In earlier times St Columb in mid-Cornwall was located on one of the main east-west routes across Cornwall. But by the nineteenth century travellers were no longer avoiding a bleak journey and skirting around Bodmin Moor. In consequence, travellers on the main road no longer needed to pass through the small town of St Columb, in addition by-passed by the railway. In consequence it became a bit of a backwater largely unaffected by the economic tides of boom and bust that buffeted other parishes. Nevertheless, it could still be mooted as late as the 1870s as a potential site for the cathedral of a new Cornish Anglican diocese.

That was not to be and St Columb sank back into slumber. Maybe that’s a bit unfair as several new buildings were constructed in the 1870s and 80s, when it saw a mini-revival based on its role as a market centre for the surrounding tract of countryside. The population of the parish didn’t actually grow before the 1900s but it stabilised and did not experience the steady falls seen in most of rural Cornwall.

The ‘splendidly showy’ bank building of 1873 at St Columb, opposite the Red Lion Hotel, the town’s hostelry of choice in the late 1800s

Perhaps because of this St Columb residents were less prone to move far from the district. A half of the survivors from 1851 were found living in the parish in their middle age, while over three-quarters were still in Cornwall, with just a handful in England and a couple overseas. This relative stability enabled some cultural traditions, such as hurling and wrestling, to cling on in St Columb even as they were fast becoming a memory in some other parts.

William Bullock, born in 1850, was the son of John, variously a shopkeeper and tin mine captain at Ruthvoes in the rural part of the parish. By 1871 John had moved to the neighbouring parish of St Enoder, on the northern edge of the clay country, and turned from tin mining to clay, becoming a clay captain and a farmer of 35 acres. William followed his father into the clay industry and was a clay captain himself by 1876. In that year he married Annie Staple, the daughter of a carpenter.

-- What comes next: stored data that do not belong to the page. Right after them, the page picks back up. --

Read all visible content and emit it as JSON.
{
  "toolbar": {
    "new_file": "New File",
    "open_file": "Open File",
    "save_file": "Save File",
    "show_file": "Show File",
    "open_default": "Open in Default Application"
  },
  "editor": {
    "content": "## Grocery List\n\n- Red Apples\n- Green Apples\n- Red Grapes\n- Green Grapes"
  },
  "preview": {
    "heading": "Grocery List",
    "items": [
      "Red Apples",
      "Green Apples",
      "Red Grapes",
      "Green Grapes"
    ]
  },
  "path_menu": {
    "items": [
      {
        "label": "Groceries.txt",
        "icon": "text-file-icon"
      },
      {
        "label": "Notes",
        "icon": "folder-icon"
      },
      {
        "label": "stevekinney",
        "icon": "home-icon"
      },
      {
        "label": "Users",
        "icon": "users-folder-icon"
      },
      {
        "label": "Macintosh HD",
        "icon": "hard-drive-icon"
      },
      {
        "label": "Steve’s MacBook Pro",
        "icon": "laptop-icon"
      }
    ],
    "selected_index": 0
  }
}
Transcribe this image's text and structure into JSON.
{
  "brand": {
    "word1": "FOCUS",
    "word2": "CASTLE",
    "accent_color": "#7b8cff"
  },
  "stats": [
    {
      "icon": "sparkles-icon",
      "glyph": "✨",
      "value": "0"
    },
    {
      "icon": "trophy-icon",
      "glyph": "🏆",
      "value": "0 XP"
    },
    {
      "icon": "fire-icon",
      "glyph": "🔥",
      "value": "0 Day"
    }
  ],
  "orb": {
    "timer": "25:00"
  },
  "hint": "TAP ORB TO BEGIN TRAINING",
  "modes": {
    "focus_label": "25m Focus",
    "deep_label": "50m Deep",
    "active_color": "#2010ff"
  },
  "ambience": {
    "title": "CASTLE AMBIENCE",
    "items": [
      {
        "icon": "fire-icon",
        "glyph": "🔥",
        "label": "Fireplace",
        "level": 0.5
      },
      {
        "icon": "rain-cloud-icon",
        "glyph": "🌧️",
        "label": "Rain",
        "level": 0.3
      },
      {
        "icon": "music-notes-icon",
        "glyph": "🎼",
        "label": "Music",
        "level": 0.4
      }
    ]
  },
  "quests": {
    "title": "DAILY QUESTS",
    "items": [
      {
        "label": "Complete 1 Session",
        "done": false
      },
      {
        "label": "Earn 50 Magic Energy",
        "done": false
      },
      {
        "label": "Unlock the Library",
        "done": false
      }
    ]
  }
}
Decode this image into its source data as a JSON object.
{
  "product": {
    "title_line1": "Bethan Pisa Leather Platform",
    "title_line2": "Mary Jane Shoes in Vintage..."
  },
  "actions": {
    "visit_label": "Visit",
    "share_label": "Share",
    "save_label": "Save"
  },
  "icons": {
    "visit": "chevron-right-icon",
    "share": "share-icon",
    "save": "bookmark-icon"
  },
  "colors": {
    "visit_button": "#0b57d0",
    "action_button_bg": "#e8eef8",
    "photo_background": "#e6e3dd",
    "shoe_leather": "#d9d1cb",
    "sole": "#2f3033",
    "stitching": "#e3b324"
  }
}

By 1911 he was living at the village of Fraddon and described as the manager of a clay works.

Mary Jane Salmon came from a poorer background but also ended up with connections to the clay industry, her husband being a clay labourer. She had been born just outside the town at Halveor Lane, the daughter of a miner who had unfortunately died before she was two years old. Her mother then moved into the town, boarding with others and eking out an existence as a charwoman while bringing up Mary Jane and her younger brother.

Mary Jane had an illegitimate daughter Annie in 1869 but married Thomas Webb from the parish in 1872. Thomas was a farm labourer but life must then have become a little more secure for Mary even though things were no doubt very tight. The pair moved from St Columb to St Merryn in the late 1870s and at some point in the following decade Thomas found work as a clay labourer in St Enoder, which is where, like William Bullock, they ended up.

St Columb’s relative stability during Cornwall’s industrial period was no doubt a factor in the survival of hurling and wrestling in the district long after these pursuits had disappeared from most other parishes

2 thoughts on “St Columb Major: somewhat off the beaten track

  1. I notice from the 1851 Census something else a little odd about St Columb: it hads a woolcombing industry of sorts -something no other town in Cornwall (as far as I am aware) had. There were thirty or so combers, a couple of wool staplers and a wool dealer in town. One of the staplers was from Morchard Bishop in Devon and may(?) have been at the centre of the trade.